2010 年 59 巻 2 号 p. 233-242
Circadian rhythms are approximate 24-hour biological cycles that synchronize the timing of an organism's behavior and physiology to daily environmental changes. This endogenously generated temporal coordination has been experimentally shown to provide an adaptive advantage by enhancing an organism's ability to anticipate daily changes in light, temperature and humidity etc. The molecular mechanism responsible for generating circadian rhythms is a highly conserved gene regulatory network composed of transcriptional-translational feedback loops referred to as the Core-Clock. In mammals, the proteins encoded by Core-Clock genes, Bmal1 and Clock, dimerize to drive transcription of Period and Cryptochrome and the protein products of these genes down-regulate BMAL1 and CLOCK function. BMAL1:CLOCK heterodimers also transcriptionally regulate a group of genes referred to as clock-controlled genes which are believed to be necessary for maintenance of normal cell physiology.

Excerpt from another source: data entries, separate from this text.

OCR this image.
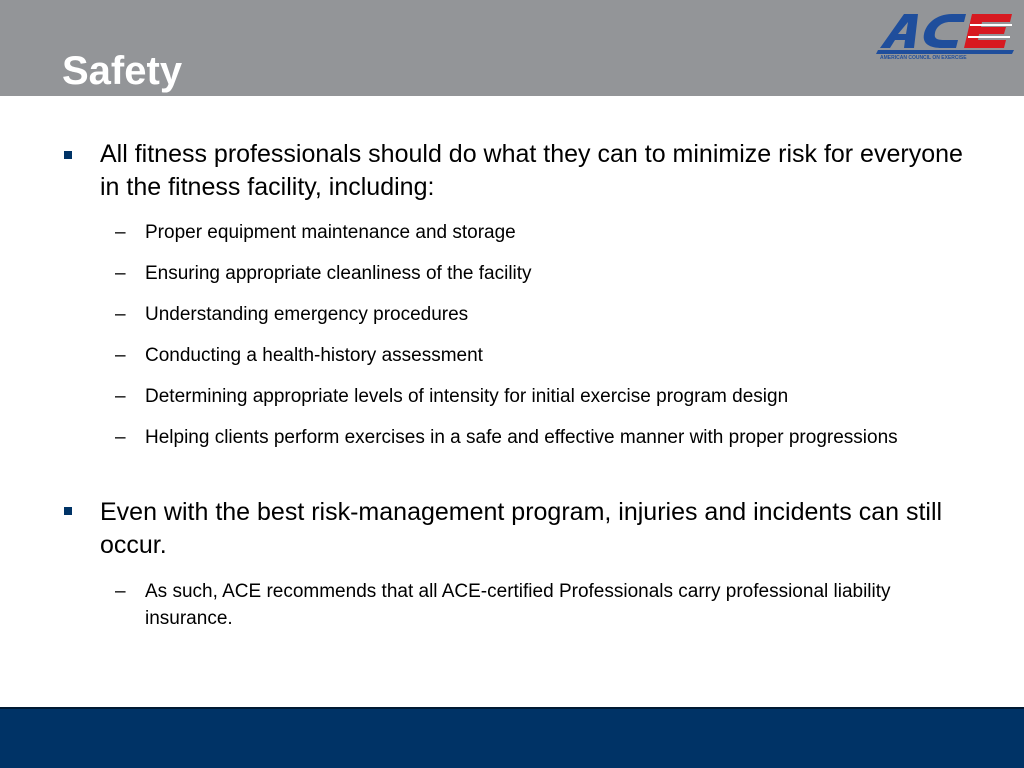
Safety	AMERICAN COUNCIL ON EXERCISE

All fitness professionals should do what they can to minimize risk for everyone in the fitness facility, including:

– Proper equipment maintenance and storage

– Ensuring appropriate cleanliness of the facility

– Understanding emergency procedures

– Conducting a health-history assessment

– Determining appropriate levels of intensity for initial exercise program design

– Helping clients perform exercises in a safe and effective manner with proper progressions

Even with the best risk-management program, injuries and incidents can still occur.

– As such, ACE recommends that all ACE-certified Professionals carry professional liability insurance.
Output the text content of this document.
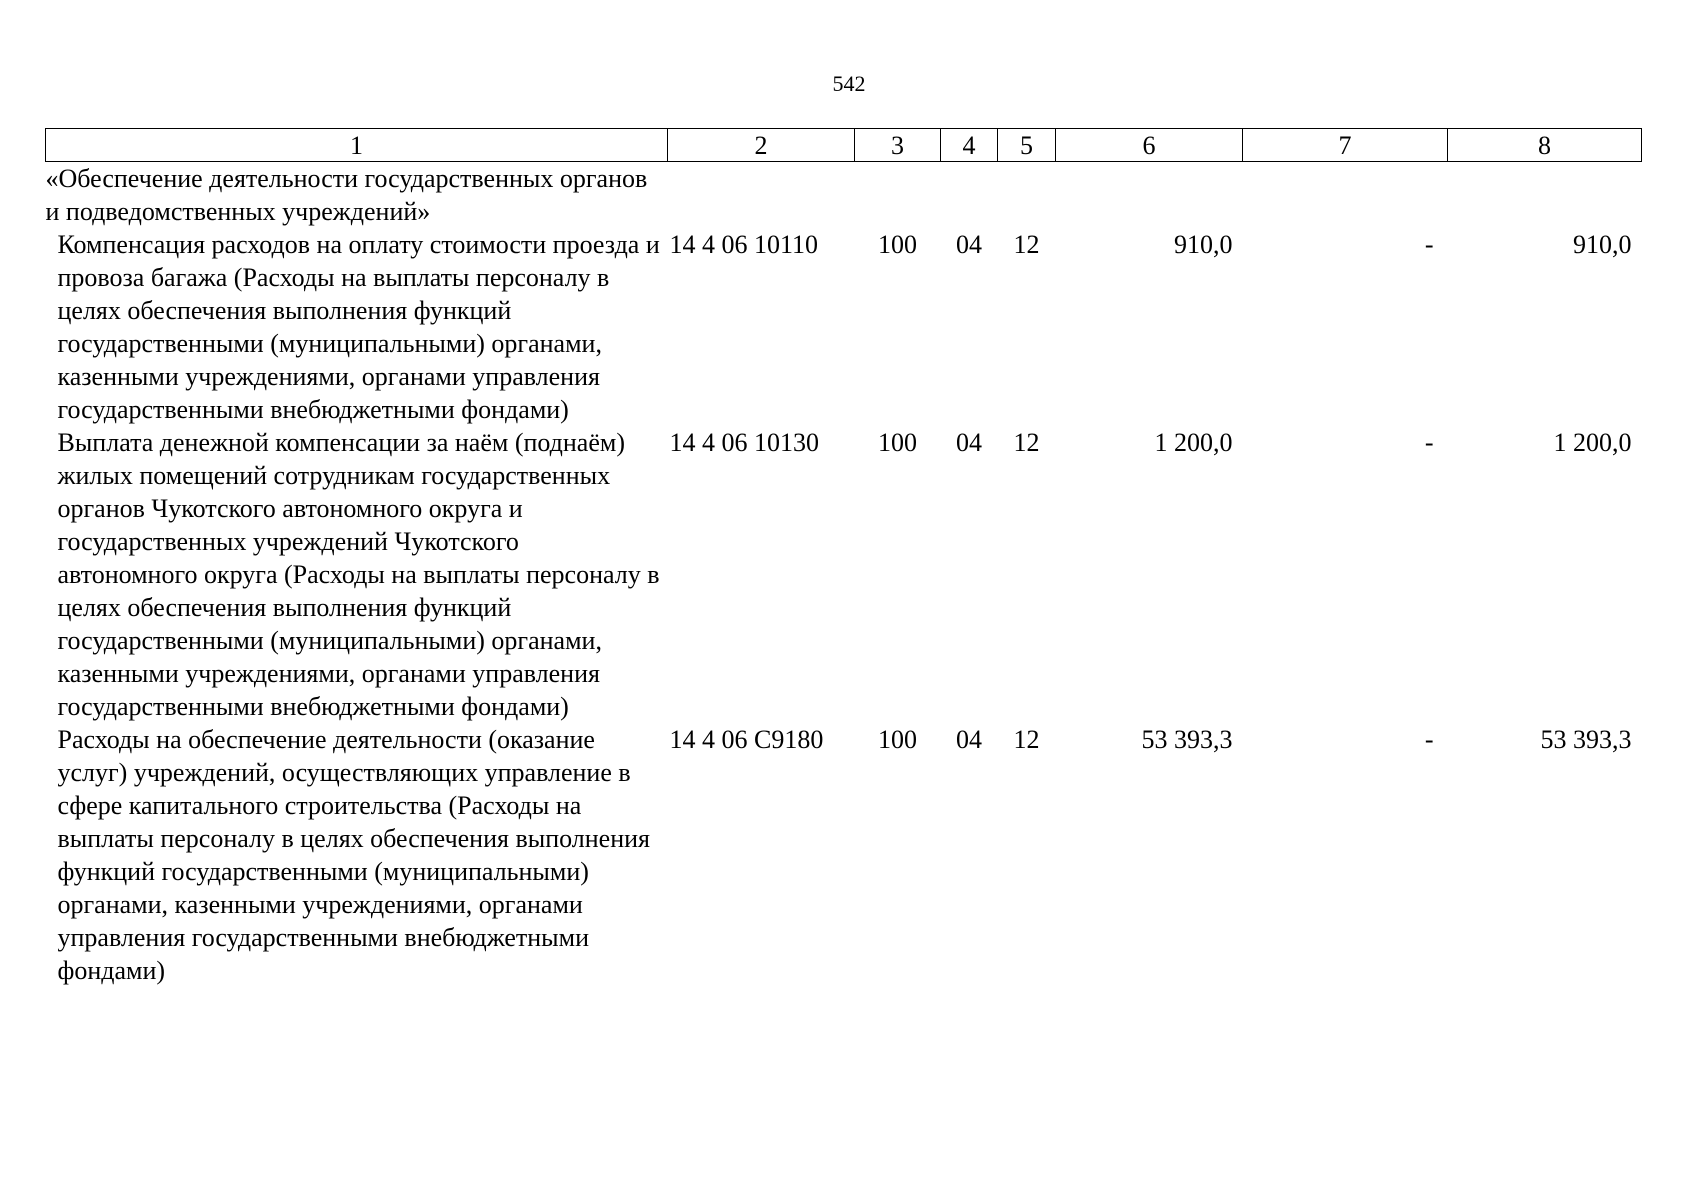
542
1	2	3	4	5	6	7	8
«Обеспечение деятельности государственных органов и подведомственных учреждений»							
Компенсация расходов на оплату стоимости проезда и провоза багажа (Расходы на выплаты персоналу в целях обеспечения выполнения функций государственными (муниципальными) органами, казенными учреждениями, органами управления государственными внебюджетными фондами)	14 4 06 10110	100	04	12	910,0	-	910,0
Выплата денежной компенсации за наём (поднаём) жилых помещений сотрудникам государственных органов Чукотского автономного округа и государственных учреждений Чукотского автономного округа (Расходы на выплаты персоналу в целях обеспечения выполнения функций государственными (муниципальными) органами, казенными учреждениями, органами управления государственными внебюджетными фондами)	14 4 06 10130	100	04	12	1 200,0	-	1 200,0
Расходы на обеспечение деятельности (оказание услуг) учреждений, осуществляющих управление в сфере капитального строительства (Расходы на выплаты персоналу в целях обеспечения выполнения функций государственными (муниципальными) органами, казенными учреждениями, органами управления государственными внебюджетными фондами)	14 4 06 С9180	100	04	12	53 393,3	-	53 393,3
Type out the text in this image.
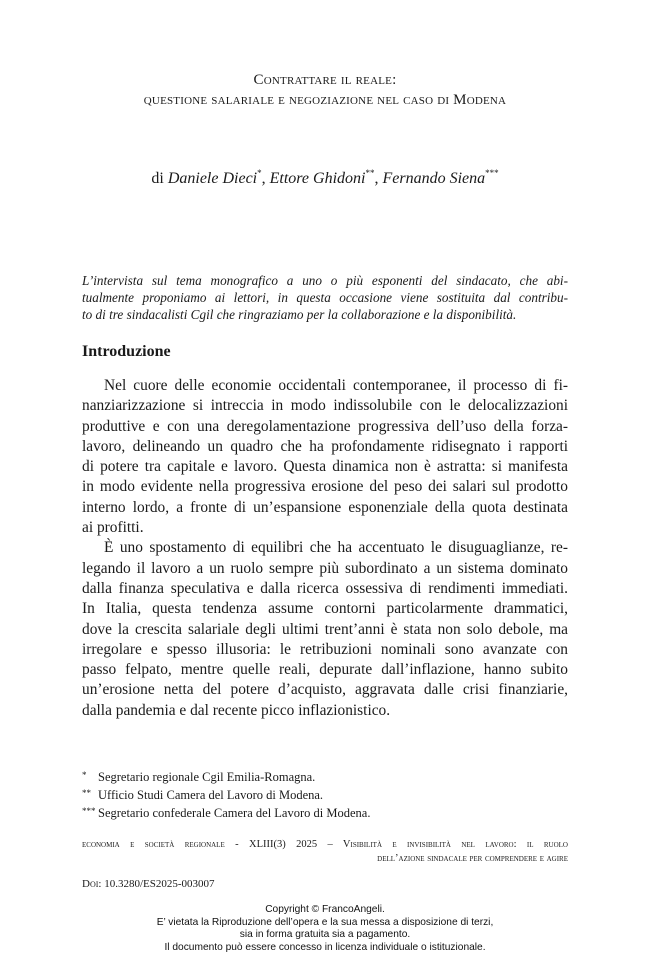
Contrattare il reale:
questione salariale e negoziazione nel caso di Modena
di Daniele Dieci*, Ettore Ghidoni**, Fernando Siena***
L’intervista sul tema monografico a uno o più esponenti del sindacato, che abi-
tualmente proponiamo ai lettori, in questa occasione viene sostituita dal contribu-
to di tre sindacalisti Cgil che ringraziamo per la collaborazione e la disponibilità.
Introduzione
Nel cuore delle economie occidentali contemporanee, il processo di fi-
nanziarizzazione si intreccia in modo indissolubile con le delocalizzazioni
produttive e con una deregolamentazione progressiva dell’uso della forza-
lavoro, delineando un quadro che ha profondamente ridisegnato i rapporti
di potere tra capitale e lavoro. Questa dinamica non è astratta: si manifesta
in modo evidente nella progressiva erosione del peso dei salari sul prodotto
interno lordo, a fronte di un’espansione esponenziale della quota destinata
ai profitti.
È uno spostamento di equilibri che ha accentuato le disuguaglianze, re-
legando il lavoro a un ruolo sempre più subordinato a un sistema dominato
dalla finanza speculativa e dalla ricerca ossessiva di rendimenti immediati.
In Italia, questa tendenza assume contorni particolarmente drammatici,
dove la crescita salariale degli ultimi trent’anni è stata non solo debole, ma
irregolare e spesso illusoria: le retribuzioni nominali sono avanzate con
passo felpato, mentre quelle reali, depurate dall’inflazione, hanno subito
un’erosione netta del potere d’acquisto, aggravata dalle crisi finanziarie,
dalla pandemia e dal recente picco inflazionistico.
* Segretario regionale Cgil Emilia-Romagna.
** Ufficio Studi Camera del Lavoro di Modena.
*** Segretario confederale Camera del Lavoro di Modena.
economia e società regionale - XLIII(3) 2025 – Visibilità e invisibilità nel lavoro: il ruolo
dell’azione sindacale per comprendere e agire
Doi: 10.3280/ES2025-003007
Copyright © FrancoAngeli.
E’ vietata la Riproduzione dell’opera e la sua messa a disposizione di terzi,
sia in forma gratuita sia a pagamento.
Il documento può essere concesso in licenza individuale o istituzionale.
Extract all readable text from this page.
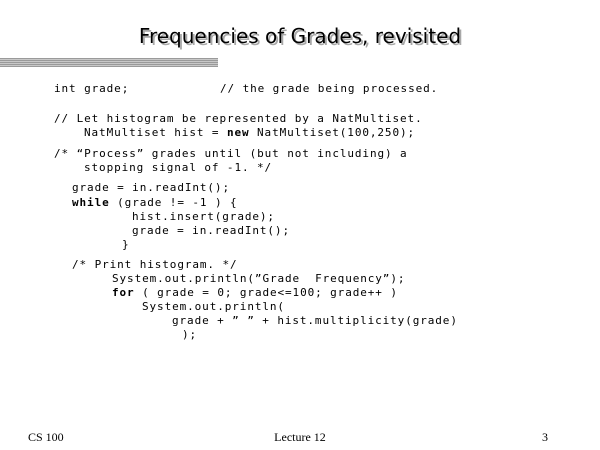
Frequencies of Grades, revisited
int grade;	// the grade being processed.
// Let histogram be represented by a NatMultiset.
NatMultiset hist = new NatMultiset(100,250);
/* “Process” grades until (but not including) a
stopping signal of -1. */
grade = in.readInt();
while (grade != -1 ) {
hist.insert(grade);
grade = in.readInt();
}
/* Print histogram. */
System.out.println(”Grade  Frequency”);
for ( grade = 0; grade<=100; grade++ )
System.out.println(
grade + ” ” + hist.multiplicity(grade)
);
CS 100	Lecture 12	3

In this review, the bases of the circadian rhythms regulation in the central/peripheral tissues are discussed. Particular emphasis has been placed on understanding of circadian regulation of skeletal muscle structure and function. Recently, tissue-specific circadian transcriptome including MyoD1, which is the well-known myogenic lineage regulator, were identified in skeletal muscle. Understanding the molecular, physiological and biophysical mechanisms through which the Core-Clock genes and the tissue-specific circadian transcriptome maintain skeletal muscle structure/function is of great significance with broad translational implications associated with chronic disease, metabolic failure and disuse.